Distributed Big Social Data Analysis

Riccardo Cantini’s research in big social data analysis explores how detailed user information from social media can be leveraged to uncover users’ perceptions of real-world events, offering data-driven insights into socio-political phenomena. His work addresses critical issues including reliability, language barriers, and dynamicity, while also tackling the challenges related to resource-intensive computation.

Political Polarization in Big Social Data

Cantini’s research in this field is primarily centered on politically polarized big social data, mainly those generated during election campaigns and referenda. A primary focus is determining the political leanings of social media users by analyzing the intricate dynamics of the multifaceted online political discourse. Key contributions include IOM-NN (Iterative Opinion Mining using Neural Networks), a semi-supervised methodology that employs feed-forward neural networks to estimate the political polarization of social users during political events. This tool offers an accurate, fast, and cost-effective alternative to traditional opinion polls, also capturing sentiments on sensitive topics that users might avoid addressing openly. This methodology was further developed to examine the relationship between user polarization and sentiment toward political candidates, modeling political support across a broad spectrum of emotions. Topic modeling enhances this process, providing a richer representation of online conversations and enabling a comprehensive analysis workflow for polarized social data. Cantini’s research also addressed challenges related to the influence of social bots on legitimate users and temporal dynamics in voting predictions. Specifically a novel methodology was introduced, termed TIMBRE (Time-aware Opinion Mining via Bot Removal), which estimates political polarization amidst temporal fluctuations and bot malicious activity, achieving a reliable estimate of user polarization. Furthermore, the integration of information diffusion and influence maximization with polarization analysis is explored through WABC (Weighted Artificial Bee Colony), a bio-inspired algorithm designed to identify the key influencers in a politically polarized social network and uncover the primary information diffusion strategies employed by each faction during the political campaign.

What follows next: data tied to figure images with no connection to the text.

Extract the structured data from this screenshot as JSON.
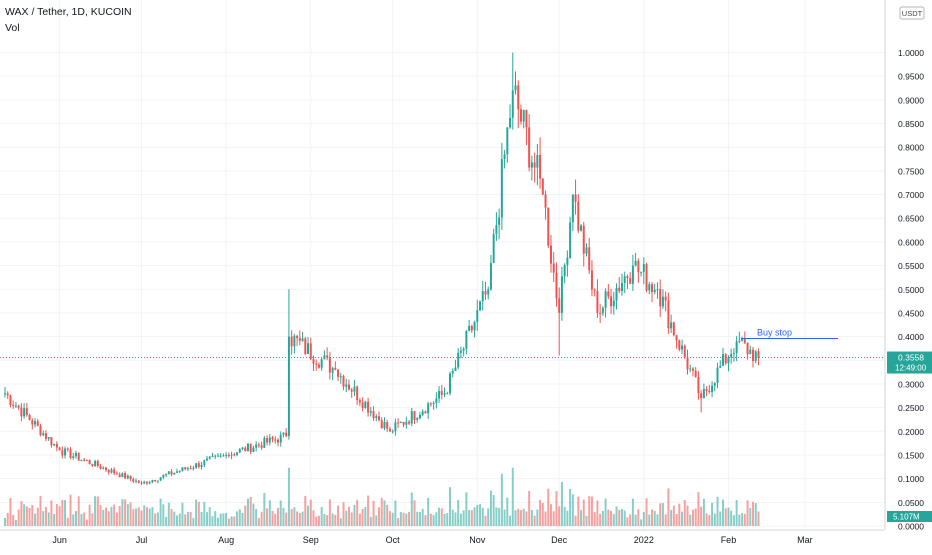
{
  "legend": {
    "symbol": "WAX / Tether, 1D, KUCOIN",
    "volume": "Vol"
  },
  "currency_badge": "USDT",
  "price_badge": {
    "price": "0.3558",
    "countdown": "12:49:00"
  },
  "volume_badge": "5.107M",
  "annotation": {
    "text": "Buy stop",
    "price": 0.396
  },
  "colors": {
    "up": "#26a69a",
    "down": "#ef5350",
    "annotation": "#2962ff",
    "badge": "#26a69a",
    "grid": "#f0f3fa",
    "axis_text": "#131722"
  },
  "chart_data": {
    "type": "candlestick",
    "title": "WAX / Tether, 1D, KUCOIN",
    "ylim": [
      0.0,
      1.0
    ],
    "y_ticks": [
      "1.0000",
      "0.9500",
      "0.9000",
      "0.8500",
      "0.8000",
      "0.7500",
      "0.7000",
      "0.6500",
      "0.6000",
      "0.5500",
      "0.5000",
      "0.4500",
      "0.4000",
      "0.3500",
      "0.3000",
      "0.2500",
      "0.2000",
      "0.1500",
      "0.1000",
      "0.0500",
      "0.0000"
    ],
    "x_ticks": [
      "Jun",
      "Jul",
      "Aug",
      "Sep",
      "Oct",
      "Nov",
      "Dec",
      "2022",
      "Feb",
      "Mar"
    ],
    "current_price": 0.3558,
    "key_points": [
      {
        "date": "May 12",
        "close": 0.28
      },
      {
        "date": "Jun 1",
        "close": 0.16
      },
      {
        "date": "Jul 1",
        "close": 0.09
      },
      {
        "date": "Aug 1",
        "close": 0.15
      },
      {
        "date": "Aug 23",
        "close": 0.19
      },
      {
        "date": "Aug 24",
        "high": 0.5,
        "close": 0.4
      },
      {
        "date": "Sep 10",
        "close": 0.33
      },
      {
        "date": "Sep 30",
        "close": 0.2
      },
      {
        "date": "Oct 20",
        "close": 0.28
      },
      {
        "date": "Nov 5",
        "close": 0.5
      },
      {
        "date": "Nov 14",
        "high": 1.0,
        "close": 0.92
      },
      {
        "date": "Nov 25",
        "close": 0.7
      },
      {
        "date": "Dec 1",
        "close": 0.45,
        "low": 0.36
      },
      {
        "date": "Dec 6",
        "close": 0.7
      },
      {
        "date": "Dec 15",
        "close": 0.45
      },
      {
        "date": "Dec 28",
        "close": 0.55
      },
      {
        "date": "Jan 6",
        "close": 0.5
      },
      {
        "date": "Jan 22",
        "close": 0.27,
        "low": 0.24
      },
      {
        "date": "Feb 4",
        "close": 0.39
      },
      {
        "date": "Feb 12",
        "close": 0.3558
      }
    ],
    "volume_ylim": [
      0,
      0.07
    ]
  }
}
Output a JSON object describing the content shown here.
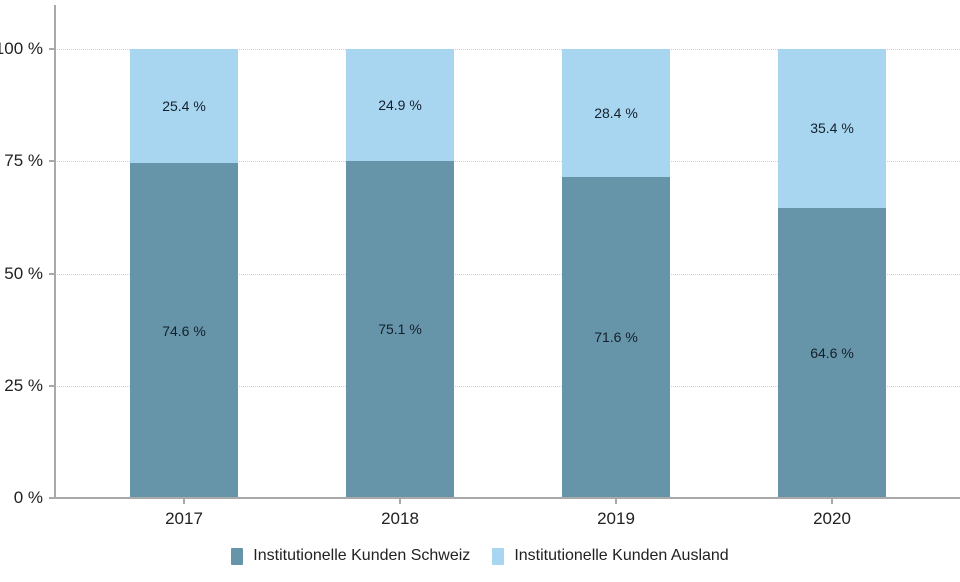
{
  "chart_data": {
    "type": "bar",
    "stacked": true,
    "orientation": "vertical",
    "categories": [
      "2017",
      "2018",
      "2019",
      "2020"
    ],
    "series": [
      {
        "name": "Institutionelle Kunden Schweiz",
        "color": "#6694a8",
        "values": [
          74.6,
          75.1,
          71.6,
          64.6
        ]
      },
      {
        "name": "Institutionelle Kunden Ausland",
        "color": "#a8d6f0",
        "values": [
          25.4,
          24.9,
          28.4,
          35.4
        ]
      }
    ],
    "data_label_suffix": " %",
    "title": "",
    "xlabel": "",
    "ylabel": "",
    "ylim": [
      0,
      100
    ],
    "yticks": [
      {
        "value": 0,
        "label": "0 %"
      },
      {
        "value": 25,
        "label": "25 %"
      },
      {
        "value": 50,
        "label": "50 %"
      },
      {
        "value": 75,
        "label": "75 %"
      },
      {
        "value": 100,
        "label": "100 %"
      }
    ],
    "grid": "horizontal-dotted",
    "legend_position": "bottom-center"
  },
  "colors": {
    "axis": "#a9a9a9",
    "gridline": "#cfcfcf",
    "axis_text": "#212121",
    "bar_label_text": "#14202b",
    "background": "#ffffff"
  }
}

Big Data Frameworks and ML-based Optimizations

This research addresses the computational challenges posed by the high volume and velocity of big social data by focusing on the efficient execution of data-intensive applications in high-performance distributed environments. A primary contribution is a detailed review of scalable tools and paradigms, culminating in a published book on big data programming. This book serves as a practical guide for developers, aiding in the selection of optimal solutions based on application requirements and available resources.

To optimize parallel and distributed applications, Cantini’s research introduces novel techniques for workflow task scheduling and data partitioning. For task scheduling, the IIWM (Intelligent In-memory Workflow Manager) was proposed, balancing task parallelism and memory usage to minimize data spilling and improve application throughput. By leveraging machine learning to predict task memory needs and execution times, IIWM applies a heuristic bin-packing solution to generate effective schedules. Experiments conducted with Apache Spark demonstrate significant improvements in workflow performance compared to traditional approaches. In the area of data partitioning, a novel machine learning-based methodology was developed, named BLEST-ML (BLock size ESTimation through Machine Learning). This approach effectively estimates optimal data block sizes for hybrid partitioning, optimizing the execution of data-parallel applications on large-scale infrastructures with minimal resource and domain knowledge requirements. Evaluations using the dislib library of PyCOMPSs, conducted in diverse environments—including the MareNostrum 4 supercomputer at the Barcelona Supercomputing Center (BSC)—reveal substantial performance gains and reductions in execution time.